Search for "static sensitive"  ;)

slideman82

Are you replacing a Jfet by a BS170? You can't do that unless you have a voltage divider made by 2 resistors (one from G to ground, other from 9V or D to G) and an input cap. Then you have to bias it (adjust 9V to D resistor till you measure 4.5 - 5V from D to ground).

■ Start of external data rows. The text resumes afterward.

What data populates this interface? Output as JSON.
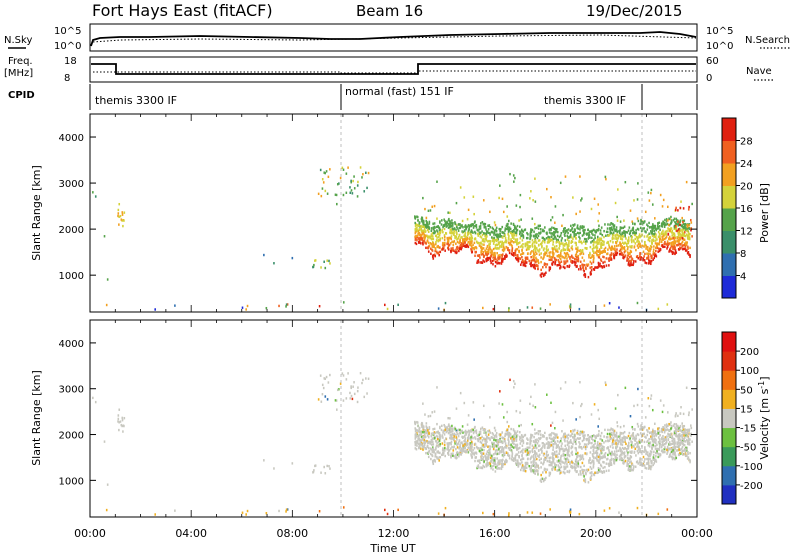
{
  "header": {
    "title": "Fort Hays East (fitACF)",
    "beam": "Beam 16",
    "date": "19/Dec/2015"
  },
  "params": {
    "nsky_label": "N.Sky",
    "nsearch_label": "N.Search",
    "freq_label": "Freq.",
    "freq_unit": "[MHz]",
    "nave_label": "Nave",
    "cpid_label": "CPID",
    "noise_ticks": [
      "10^5",
      "10^0"
    ],
    "freq_ticks": [
      "18",
      "8"
    ],
    "nave_ticks": [
      "60",
      "0"
    ],
    "cpid_segments": [
      {
        "label": "themis 3300 IF",
        "start": 0.0
      },
      {
        "label": "normal (fast) 151 IF",
        "start": 10.0
      },
      {
        "label": "themis 3300 IF",
        "start": 22.0
      }
    ]
  },
  "chart_data": [
    {
      "type": "heatmap",
      "title": "",
      "ylabel": "Slant Range [km]",
      "xlabel": "",
      "xlim": [
        0,
        24
      ],
      "ylim": [
        200,
        4500
      ],
      "yticks": [
        "1000",
        "2000",
        "3000",
        "4000"
      ],
      "colorbar": {
        "label": "Power [dB]",
        "ticks": [
          "4",
          "8",
          "12",
          "16",
          "20",
          "24",
          "28"
        ],
        "colors": [
          "#1e2bd8",
          "#2f6fb0",
          "#3a8f6a",
          "#55a34a",
          "#d4d23a",
          "#f2a020",
          "#f06020",
          "#e02010"
        ]
      }
    },
    {
      "type": "heatmap",
      "title": "",
      "ylabel": "Slant Range [km]",
      "xlabel": "Time UT",
      "xlim": [
        0,
        24
      ],
      "ylim": [
        200,
        4500
      ],
      "yticks": [
        "1000",
        "2000",
        "3000",
        "4000"
      ],
      "xticks": [
        "00:00",
        "04:00",
        "08:00",
        "12:00",
        "16:00",
        "20:00",
        "00:00"
      ],
      "colorbar": {
        "label": "Velocity [m s",
        "label_sup": "-1",
        "label_close": "]",
        "ticks": [
          "200",
          "100",
          "50",
          "15",
          "-15",
          "-50",
          "-100",
          "-200"
        ],
        "colors": [
          "#2030c0",
          "#2f6fb0",
          "#3a9a5a",
          "#6cc040",
          "#c8c8c0",
          "#f0b020",
          "#f07010",
          "#e03010",
          "#e01010"
        ]
      }
    }
  ]
}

Maybe I have understood wrong, are you uding them in the clipping section? If it's that way, D and G are soldered together, S is the other side of the MOSFET diode.
Hey! Turk-&-J.D.! And J.D.!

screamersusa

#4
I have a test board with a pair of 201's, a pair of MFP102's with trimpots etc for playing with. I was trying to add a set of bs170's.
I am not trying to sub mosfets for fets. These are stand alone buffers to listen to and get a feel for what works and what doesn't.
I tried few configurations found on the web and all I gould get to pass audio was an attenuator.
Is there any way to test with a vom to ensure the pinout as fairchild apparently has at least 3 different pinouts.
I think that's my main issue.

Toney. I have a nice little antistat mat and armband.  :P

rousejeremy

I have a whole bunch of BS170. I was planning on making an SHO. Not one of them works.
Consistency is a worthy adversary

www.jeremyrouse.weebly.com

Toney



@rousejeremy
I usually prepare the joint by soldering it and then poking a hole through the molten solder with a bamboo skewer. I put the Fet in and add a heat sink and then solder it for as little time as possible. Maybe 1/2 second. bang and out.
They are sensitive little darlings and will pop like a grape unless you are really careful. That on top of the static sensitivity.
You need to handle both these parameters when dealing with them.
Then they are great.

@screamersusa
Nice. Sounds like you are onto that part of it.
Perhaps build as simple, reliable booster such as a Sho type. No special biasing requirements. You'll soon get 'em going.

DougH

#7
MOSFETs require a small dc voltage on the gate in order to bias properly, unlike JFET gates which can be referenced to ground. Look up a BS170 datasheet and the "threshold voltage" (Vth IIRC) is specified there. IIRC, it's 2V. I have set this up from 2-4.5v and never had an issue getting a BS170 to turn on. You will need dc blocking via a coupling cap on the input since there is a dc voltage on it, in this case.
"I can explain it to you, but I can't understand it for you."

Joe

I don't know if this helps, but usually the pinout is backwards compared to a normal bipolar transistor.